Just goto WordPress.org, somewhere and somehow, and click the “Download” button for the latest version of their software:
It will be an archive that you will need to extract. Once you get it to your desktop and do that, you will have a folder who’s contents, at some level, will contain the following:
Now you need to check back to where you “told” MAMP that your website root would be. IF you left it at the default, then its C:/MAMP/htdocs. You will take all of the files in the window above and copy (or move) them into that folder:
Once that’s done, bring up your web browser of choice and try: http://localhost. If you see the following:
Then you are now in the home stretch of having your local WordPress site setup.

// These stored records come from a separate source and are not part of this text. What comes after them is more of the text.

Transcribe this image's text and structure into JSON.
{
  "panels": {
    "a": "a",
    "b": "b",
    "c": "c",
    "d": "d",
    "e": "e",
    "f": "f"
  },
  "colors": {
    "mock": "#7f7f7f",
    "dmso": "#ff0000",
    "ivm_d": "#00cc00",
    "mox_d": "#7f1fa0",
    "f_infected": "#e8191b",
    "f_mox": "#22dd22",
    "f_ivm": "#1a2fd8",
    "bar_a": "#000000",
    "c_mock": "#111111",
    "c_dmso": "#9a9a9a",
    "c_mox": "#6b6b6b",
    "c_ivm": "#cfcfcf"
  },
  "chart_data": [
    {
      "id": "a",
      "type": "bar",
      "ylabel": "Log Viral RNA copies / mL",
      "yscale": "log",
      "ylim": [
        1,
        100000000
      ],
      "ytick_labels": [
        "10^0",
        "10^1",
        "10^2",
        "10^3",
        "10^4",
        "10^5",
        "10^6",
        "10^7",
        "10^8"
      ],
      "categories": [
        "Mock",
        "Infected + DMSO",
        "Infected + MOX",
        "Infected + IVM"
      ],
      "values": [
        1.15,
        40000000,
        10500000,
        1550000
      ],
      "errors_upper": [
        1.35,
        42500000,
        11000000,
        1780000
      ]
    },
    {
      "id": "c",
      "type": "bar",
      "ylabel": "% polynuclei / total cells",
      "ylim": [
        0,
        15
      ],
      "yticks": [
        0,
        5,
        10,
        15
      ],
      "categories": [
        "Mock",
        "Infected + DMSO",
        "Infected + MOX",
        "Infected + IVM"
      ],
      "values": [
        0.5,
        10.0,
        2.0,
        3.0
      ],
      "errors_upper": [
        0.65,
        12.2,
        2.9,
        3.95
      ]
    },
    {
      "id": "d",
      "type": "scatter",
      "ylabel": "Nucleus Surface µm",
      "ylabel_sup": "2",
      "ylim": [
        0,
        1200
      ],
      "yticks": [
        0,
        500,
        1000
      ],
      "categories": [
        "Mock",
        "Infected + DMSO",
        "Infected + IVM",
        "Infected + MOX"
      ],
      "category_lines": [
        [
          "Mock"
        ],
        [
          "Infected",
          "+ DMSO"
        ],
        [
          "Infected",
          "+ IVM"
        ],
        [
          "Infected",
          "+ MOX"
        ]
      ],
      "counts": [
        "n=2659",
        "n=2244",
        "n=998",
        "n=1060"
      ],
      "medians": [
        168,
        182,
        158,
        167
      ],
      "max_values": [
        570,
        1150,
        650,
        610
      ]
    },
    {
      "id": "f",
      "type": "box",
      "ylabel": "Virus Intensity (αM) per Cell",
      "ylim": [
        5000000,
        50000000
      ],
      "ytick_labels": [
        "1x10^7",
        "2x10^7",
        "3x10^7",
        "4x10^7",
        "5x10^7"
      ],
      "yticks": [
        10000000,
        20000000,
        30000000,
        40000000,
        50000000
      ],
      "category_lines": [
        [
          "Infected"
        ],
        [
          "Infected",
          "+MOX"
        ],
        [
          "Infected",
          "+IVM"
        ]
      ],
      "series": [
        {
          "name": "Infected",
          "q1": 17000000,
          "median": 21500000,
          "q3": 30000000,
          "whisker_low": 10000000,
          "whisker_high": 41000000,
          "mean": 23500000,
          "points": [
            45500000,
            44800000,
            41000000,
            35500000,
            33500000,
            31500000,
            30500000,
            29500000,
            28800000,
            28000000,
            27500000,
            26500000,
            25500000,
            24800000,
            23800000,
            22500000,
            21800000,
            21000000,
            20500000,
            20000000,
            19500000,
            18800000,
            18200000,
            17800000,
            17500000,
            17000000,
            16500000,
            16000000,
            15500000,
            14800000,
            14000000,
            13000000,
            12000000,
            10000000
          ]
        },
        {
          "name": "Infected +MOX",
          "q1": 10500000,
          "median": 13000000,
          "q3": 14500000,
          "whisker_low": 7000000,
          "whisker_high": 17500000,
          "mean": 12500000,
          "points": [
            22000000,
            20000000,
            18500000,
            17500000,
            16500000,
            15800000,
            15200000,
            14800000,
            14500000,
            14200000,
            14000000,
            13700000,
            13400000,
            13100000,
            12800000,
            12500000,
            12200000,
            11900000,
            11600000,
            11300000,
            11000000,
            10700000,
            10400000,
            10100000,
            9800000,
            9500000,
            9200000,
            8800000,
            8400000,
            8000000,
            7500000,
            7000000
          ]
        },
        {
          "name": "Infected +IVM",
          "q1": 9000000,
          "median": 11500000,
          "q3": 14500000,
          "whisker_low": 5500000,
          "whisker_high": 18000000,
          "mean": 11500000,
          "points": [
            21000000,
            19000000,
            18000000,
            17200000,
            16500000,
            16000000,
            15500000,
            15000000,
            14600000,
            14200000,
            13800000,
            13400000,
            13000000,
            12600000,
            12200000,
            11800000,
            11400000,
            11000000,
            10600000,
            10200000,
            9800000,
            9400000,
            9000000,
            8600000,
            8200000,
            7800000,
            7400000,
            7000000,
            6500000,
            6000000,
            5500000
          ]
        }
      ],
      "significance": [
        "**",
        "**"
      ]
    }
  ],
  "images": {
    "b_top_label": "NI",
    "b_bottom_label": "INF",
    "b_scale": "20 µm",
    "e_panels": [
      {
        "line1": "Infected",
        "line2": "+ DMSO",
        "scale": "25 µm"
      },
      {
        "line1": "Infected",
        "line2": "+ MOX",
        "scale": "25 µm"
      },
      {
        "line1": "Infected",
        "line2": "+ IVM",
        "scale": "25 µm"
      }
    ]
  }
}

Before you dive in, make sure you have handy the following information that you took note of from the local MAMP homepage earlier:
- The Database Host Name – localhost
- The Username / Password – root / root
- The Database Name – wordpress
- Unless you came up with a different name when you were creating the database earlier
The window below, about two setup screens in, is where you will put all of this information in at (the “Table Prefix” part you can leave alone):
Once you do that and click ‘Submit’, the program will spin its wheels a bit and you should get the following:
Afterwards, you will just need to personalize some of the information about your new website. Mind you, none of this is being “set in stone” anywhere so don’t agonize over it too much:
If you’re then greeted, afterwards, with this page:
Then your server/page setup trials are over.
If you checkout http://localhost one last time, you should see this (or something similar):
This is your new, local, WordPress site.
Kicking The Tires
The admin section of your site can be found at http://localhost/wp-admin.
Here you will use the login and password you created in the final step of the WordPress setup. That will get you to this window:
From here you can add pages, posts, menu items, and the like. Many WP pages live and die by their choice of combinations in Plugins. Even though the site itself is local, whenever your “server” has a network connection, you can drop in on this section and start finding things to play around with there.
By this point, you should have your head well wrapped around how to get a site going by some means. In the final part of this series, we’ll be looking at the next-to-last frontier of getting a WordPress site up with a full-on hosting company. Ill tell you what to look for, what to look out for, and name drop some of the bigger players in the market.
P.S.: The LAST “Frontier”, as far as this matter would go, would be setting up and configuring your own, fully functional and live, web server and side-stepping the hosting companies altogether. However, that could be easily an entire post series in and of itself.